El padre de los niños no estaba, nunca estuvo, y eso era un alivio para la madre, aunque la niña a veces no creía que eso fuera cierto. Se sabía su nombre y que alguna vez estuvo. Los días del padre en la escuela, ninguno de los niños iba a los festejos. La madre compraba una pizza en la noche y el día pasaba sin mayores contratiempos.

La madre no tenía forma de saber, que justo una de las veces que no fue a la presentación de la hija, la profesora no dejó a la niña entrar al escenario. No supo nunca que su hija, pequeña, aunque no la más pequeña, la que todos llamaban la independiente, como le gustaba tanto señalar a cualquiera que preguntara por esa hija, se había hecho bolita en una esquina del camerino, mientras escuchaba la música del escenario. Sin asomo de resentimiento ni odio, solo tristeza y ganas de estar bailando frente al público. Nadie podría saber, ni ella misma, el lugar profundo que ocuparía ese recuerdo de indefensión, y cómo ese, sumado a otros parecidos, le harían una mujer fuerte, independiente, incapaz de pedir ayuda y reclamar afecto.

Era cierto que la profesora era buena y muy organizada, pero hubo un error en la entrega de vestuario, no era la culpa de nadie.

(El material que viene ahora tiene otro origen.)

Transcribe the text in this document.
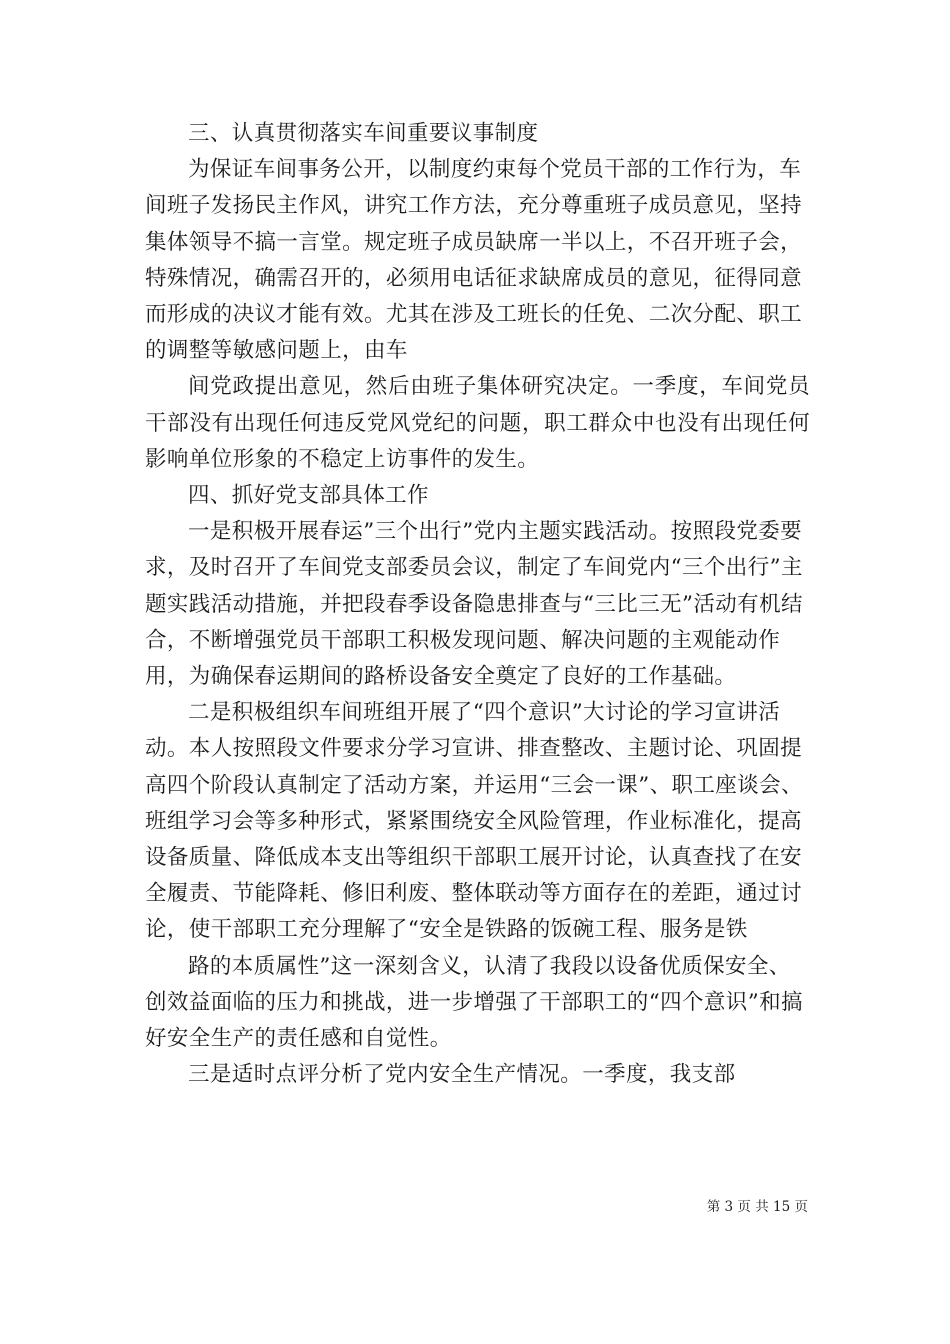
三、认真贯彻落实车间重要议事制度

为保证车间事务公开，以制度约束每个党员干部的工作行为，车间班子发扬民主作风，讲究工作方法，充分尊重班子成员意见，坚持集体领导不搞一言堂。规定班子成员缺席一半以上，不召开班子会，特殊情况，确需召开的，必须用电话征求缺席成员的意见，征得同意而形成的决议才能有效。尤其在涉及工班长的任免、二次分配、职工的调整等敏感问题上，由车

间党政提出意见，然后由班子集体研究决定。一季度，车间党员干部没有出现任何违反党风党纪的问题，职工群众中也没有出现任何影响单位形象的不稳定上访事件的发生。

四、抓好党支部具体工作

一是积极开展春运”三个出行”党内主题实践活动。按照段党委要求，及时召开了车间党支部委员会议，制定了车间党内“三个出行”主题实践活动措施，并把段春季设备隐患排查与“三比三无”活动有机结合，不断增强党员干部职工积极发现问题、解决问题的主观能动作用，为确保春运期间的路桥设备安全奠定了良好的工作基础。

二是积极组织车间班组开展了“四个意识”大讨论的学习宣讲活动。本人按照段文件要求分学习宣讲、排查整改、主题讨论、巩固提高四个阶段认真制定了活动方案，并运用“三会一课”、职工座谈会、班组学习会等多种形式，紧紧围绕安全风险管理，作业标准化，提高设备质量、降低成本支出等组织干部职工展开讨论，认真查找了在安全履责、节能降耗、修旧利废、整体联动等方面存在的差距，通过讨论，使干部职工充分理解了“安全是铁路的饭碗工程、服务是铁

路的本质属性”这一深刻含义，认清了我段以设备优质保安全、创效益面临的压力和挑战，进一步增强了干部职工的“四个意识”和搞好安全生产的责任感和自觉性。

三是适时点评分析了党内安全生产情况。一季度，我支部

第 3 页 共 15 页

Ella misma hacía ir a la costurera a su casa, no tenía forma de saber el impacto psíquico de un fallo humano. Al principio, la maestra, no se dio cuenta de nada, cuando entró al camerino a llamar a las niñas y vio que una, solo una, no tenía la falda correcta, tuvo que tomar decisiones rápidas.

La profesora era una mujer que podía hacer muchas tareas a la vez, aunque era evidente que algunas cosas se le iban. Tenía que llevar adelante el show y si una niña no tenía su vestuario, el espectáculo no podía detenerse por ella.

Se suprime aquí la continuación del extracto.